А одни такие ночные посиделки в “Известиях” имели для меня даже какой-то мировоззренческий, я бы даже сказал, философский смысл. Осветивший мне многое на годы целые вперед… Помню, смех у замглавного в кабинете, шутки, причитания, искреннее возмущение, даже у кого-то и просто злость. Про ожидавшийся же к выходу очередной номер как-то, признаться, тогда даже и забыли…
А дело-то все было вот в чем.
В тот самый день, ближе уже к вечеру, в “Известия”, помещавшиеся тогда в том сером, еще довоенной постройки здании, что выходит фасадом прямо на Пушкинскую площадь, неожиданно для всех нагрянула вдруг что-то там такое важное проверять ответственная, выше уж некуда, комиссия из ЦК. “ЗИМ” и “Волга” с членами комиссии — все как один в коверкотовых длиннополых пальто и шляпах, нахлобученных по самые уши, — остановились, естественно, у центрального подъезда. Комиссия вышла, кто-то услужливо распахнул перед ними массивную стеклянную дверь, ведущую в просторный тамбур между внешними и внутренними дверьми подъезда, кто-то первый из комиссии занес через порог ногу, шагнул и… И сейчас же отпрянул назад. На полу, поперек этого тамбура, лежало тело. Весьма живописное тело: руки раскинуты, голова отвалена, глаза закатились — ни дать ни взять мертвец. Но, конечно, никакой это был не мертвец. Какой там мертвец! Просто мертвецки пьяный человек лежал: как потом выяснилось, тихий, смирный и достаточно пожилой уже известинский художник, сдельно, от случая к случаю рисовавший в газете шрифты, виньетки и прочую разную мелочевку.

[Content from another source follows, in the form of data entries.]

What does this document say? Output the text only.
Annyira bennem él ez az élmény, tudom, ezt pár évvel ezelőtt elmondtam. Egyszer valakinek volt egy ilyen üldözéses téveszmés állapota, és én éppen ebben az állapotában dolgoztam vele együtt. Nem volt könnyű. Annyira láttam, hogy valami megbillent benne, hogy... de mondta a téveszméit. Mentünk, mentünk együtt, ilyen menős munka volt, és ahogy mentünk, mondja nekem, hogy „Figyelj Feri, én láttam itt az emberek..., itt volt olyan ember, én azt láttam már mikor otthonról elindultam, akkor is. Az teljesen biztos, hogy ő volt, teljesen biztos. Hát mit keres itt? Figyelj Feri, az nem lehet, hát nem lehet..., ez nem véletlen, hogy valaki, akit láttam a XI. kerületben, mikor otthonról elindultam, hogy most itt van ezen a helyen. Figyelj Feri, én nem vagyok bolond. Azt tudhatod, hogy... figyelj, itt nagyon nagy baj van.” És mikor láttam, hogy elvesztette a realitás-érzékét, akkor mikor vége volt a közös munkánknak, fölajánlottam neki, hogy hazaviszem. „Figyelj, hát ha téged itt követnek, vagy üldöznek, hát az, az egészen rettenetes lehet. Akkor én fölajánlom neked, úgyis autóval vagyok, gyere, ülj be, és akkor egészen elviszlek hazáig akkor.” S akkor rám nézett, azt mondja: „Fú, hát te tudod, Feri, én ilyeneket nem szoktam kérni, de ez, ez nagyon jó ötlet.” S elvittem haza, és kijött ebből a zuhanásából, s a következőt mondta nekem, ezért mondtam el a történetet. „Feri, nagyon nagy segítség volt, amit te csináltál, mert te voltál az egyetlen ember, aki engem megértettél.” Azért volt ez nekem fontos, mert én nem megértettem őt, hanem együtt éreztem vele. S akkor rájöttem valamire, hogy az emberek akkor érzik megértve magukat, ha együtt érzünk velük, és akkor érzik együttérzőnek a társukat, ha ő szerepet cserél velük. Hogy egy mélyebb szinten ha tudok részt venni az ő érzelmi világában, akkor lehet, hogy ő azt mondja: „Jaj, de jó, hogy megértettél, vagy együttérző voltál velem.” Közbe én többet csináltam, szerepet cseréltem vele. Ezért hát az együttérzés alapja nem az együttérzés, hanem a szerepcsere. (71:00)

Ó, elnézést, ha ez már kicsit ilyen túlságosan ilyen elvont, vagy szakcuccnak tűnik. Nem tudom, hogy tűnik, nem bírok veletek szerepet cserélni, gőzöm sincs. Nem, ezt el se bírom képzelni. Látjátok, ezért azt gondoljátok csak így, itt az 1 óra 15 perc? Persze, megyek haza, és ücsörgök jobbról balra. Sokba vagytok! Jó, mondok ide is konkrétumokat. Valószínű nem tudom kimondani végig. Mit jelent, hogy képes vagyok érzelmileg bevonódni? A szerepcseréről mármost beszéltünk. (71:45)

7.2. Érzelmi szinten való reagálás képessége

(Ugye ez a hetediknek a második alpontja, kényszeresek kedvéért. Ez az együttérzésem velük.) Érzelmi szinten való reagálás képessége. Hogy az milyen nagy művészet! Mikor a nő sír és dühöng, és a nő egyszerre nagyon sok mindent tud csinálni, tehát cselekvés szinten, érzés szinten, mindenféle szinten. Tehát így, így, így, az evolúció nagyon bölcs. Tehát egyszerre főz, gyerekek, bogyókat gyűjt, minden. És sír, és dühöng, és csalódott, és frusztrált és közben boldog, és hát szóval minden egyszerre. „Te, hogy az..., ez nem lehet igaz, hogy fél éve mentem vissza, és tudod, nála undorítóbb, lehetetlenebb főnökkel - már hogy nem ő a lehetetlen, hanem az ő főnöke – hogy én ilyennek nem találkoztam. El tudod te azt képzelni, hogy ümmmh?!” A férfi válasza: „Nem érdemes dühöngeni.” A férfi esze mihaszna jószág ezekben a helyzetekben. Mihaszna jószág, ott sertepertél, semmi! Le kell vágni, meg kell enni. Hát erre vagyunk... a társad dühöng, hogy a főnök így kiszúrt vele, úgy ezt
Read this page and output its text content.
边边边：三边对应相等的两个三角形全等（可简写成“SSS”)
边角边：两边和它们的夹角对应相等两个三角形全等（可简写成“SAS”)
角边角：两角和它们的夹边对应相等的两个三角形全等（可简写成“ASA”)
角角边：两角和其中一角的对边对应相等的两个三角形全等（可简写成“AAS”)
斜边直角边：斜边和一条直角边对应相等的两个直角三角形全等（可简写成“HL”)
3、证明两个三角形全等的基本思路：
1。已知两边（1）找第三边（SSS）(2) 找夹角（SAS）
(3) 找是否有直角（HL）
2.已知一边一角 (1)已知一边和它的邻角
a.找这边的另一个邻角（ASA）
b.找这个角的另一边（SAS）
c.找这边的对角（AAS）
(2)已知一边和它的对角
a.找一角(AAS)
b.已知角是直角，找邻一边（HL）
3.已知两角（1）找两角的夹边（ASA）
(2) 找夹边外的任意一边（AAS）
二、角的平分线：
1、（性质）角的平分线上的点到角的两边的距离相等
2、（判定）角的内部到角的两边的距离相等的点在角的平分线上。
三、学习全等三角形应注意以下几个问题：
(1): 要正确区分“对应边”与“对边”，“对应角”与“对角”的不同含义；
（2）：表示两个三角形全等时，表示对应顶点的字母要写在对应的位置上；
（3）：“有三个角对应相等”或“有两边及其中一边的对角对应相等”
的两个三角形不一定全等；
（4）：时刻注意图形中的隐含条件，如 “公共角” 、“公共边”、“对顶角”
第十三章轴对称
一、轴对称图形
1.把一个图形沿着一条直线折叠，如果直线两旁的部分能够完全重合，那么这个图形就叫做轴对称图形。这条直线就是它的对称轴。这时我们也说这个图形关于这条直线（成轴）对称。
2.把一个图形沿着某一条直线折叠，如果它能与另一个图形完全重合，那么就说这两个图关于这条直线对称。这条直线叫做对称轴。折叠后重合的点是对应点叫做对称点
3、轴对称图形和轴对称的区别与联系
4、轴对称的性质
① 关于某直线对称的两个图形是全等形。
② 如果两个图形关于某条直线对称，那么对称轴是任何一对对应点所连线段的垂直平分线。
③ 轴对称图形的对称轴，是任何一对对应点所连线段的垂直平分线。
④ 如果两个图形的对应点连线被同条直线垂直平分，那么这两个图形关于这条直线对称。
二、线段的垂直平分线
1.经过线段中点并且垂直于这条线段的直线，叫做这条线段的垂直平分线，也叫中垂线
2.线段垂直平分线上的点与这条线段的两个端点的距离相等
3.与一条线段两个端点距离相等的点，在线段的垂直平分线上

Надо сказать, комиссия оказалась весьма принципиальной: потопталась, повозмущалась, развернулась и уехала к себе назад в ЦК, на Старую площадь… Скандал! Грандиознейший скандал! Главного редактора с дачи вызвали, все редакционное начальство срочно собрали: шутка ли — такой афронт, такое неуважение, и к кому?! К ЦК КПСС!
— Что ж ты, Ваня? — корили потом этого бедолагу художника товарищи, когда удалось все же немного привести его в чувство. — Как же ты так, а? Разве ж можно так напиваться? Ты же всех нас, весь коллектив, подвел…
— Простите, братцы! Простите, Христа ради. Виноват я, по гроб жизни виноват. И сам не знаю, как так получилось… Деньги я получил! А есть-то я дня два как перед тем не ел… Ну, и выпил. А закусить, видно, забыл…
— А за что деньги-то получил, Ваня? У нас-то получка ведь только через неделю будет…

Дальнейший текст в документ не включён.